What possible variants have you provided for, Zabulon?

That I start thrashing about in the nets closing in around me, and the commotion attracts both Light Ones and Dark Ones, all of them – and especially Svetlana?

No, that one’s out.

That I give myself up or get caught and then the long, slow, exhausting trial starts, concluding in a frenzied outburst by Svetlana at the tribunal?

No, that one’s out.

That I start a fight with your field headquarters operatives and kill them all, but end up trapped a third of a kilometre above the ground, and Svetlana comes racing to the tower?

No, that one’s out.

Or I take a stroll round the field headquarters and figure out that no one there knows anything about the Maverick, and try to play for time?

That’s a possibility

The ring was getting tighter, I knew that. It had been closed off first round the outskirts of the city, along the Moscow Ring Road, then the city had been carved up into districts and the major transport routes had been closed off. It still wasn’t too late to take a quick look around nearby districts that weren’t under surveillance yet, find a hiding place and try to lie low. The only advice the boss had been able to give me was to hold out for as long as possible, while the Night Watch was racing about, trying to find the Maverick.

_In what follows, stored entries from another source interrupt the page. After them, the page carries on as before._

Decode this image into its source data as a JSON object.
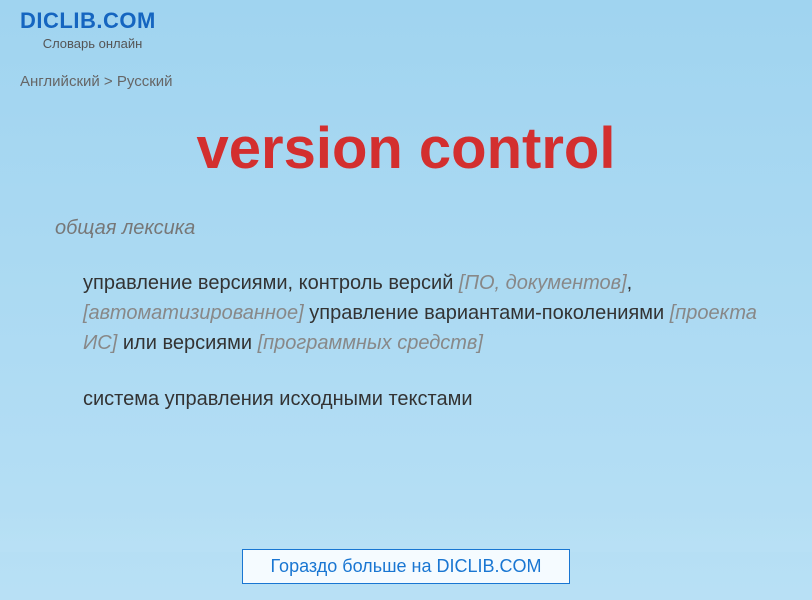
{
  "header": {
    "site_title": "DICLIB.COM",
    "site_subtitle": "Словарь онлайн"
  },
  "breadcrumb": {
    "from": "Английский",
    "separator": " > ",
    "to": "Русский"
  },
  "main": {
    "title": "version control",
    "category": "общая лексика",
    "definition1": {
      "t1": "управление версиями, контроль версий ",
      "q1": "[ПО, документов]",
      "c1": ", ",
      "q2": "[автоматизированное]",
      "t2": " управление вариантами-поколениями ",
      "q3": "[проекта ИС]",
      "t3": " или версиями ",
      "q4": "[программных средств]"
    },
    "definition2": "система управления исходными текстами"
  },
  "footer": {
    "link_text": "Гораздо больше на DICLIB.COM"
  }
}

It’s no accident that you’re squeezing me into the district where we had our little scuffle last winter, is it, Zabulon? I can’t help remembering it, so one way or another the way I act is bound to be affected by my memories.

The observation platform was completely empty now. The final visitors had fled, and there were no staff – only the man I’d recruited, standing by the stairs, clutching his pistol in his hand and staring downwards with his eyes blazing.

‘Now we’ll change clothes again,’ I told him. ‘The Light thanks you. Afterwards you’ll forget everything we’ve talked about. You’ll go home. All you’ll remember is that it was an ordinary day, like yesterday Nothing much happened.’

‘Nothing much happened!’ the security man blurted out cheerfully as he took my clothes off. It’s so easy to turn humans to the Light or the Dark, but they’re happiest of all when they’re allowed to be themselves.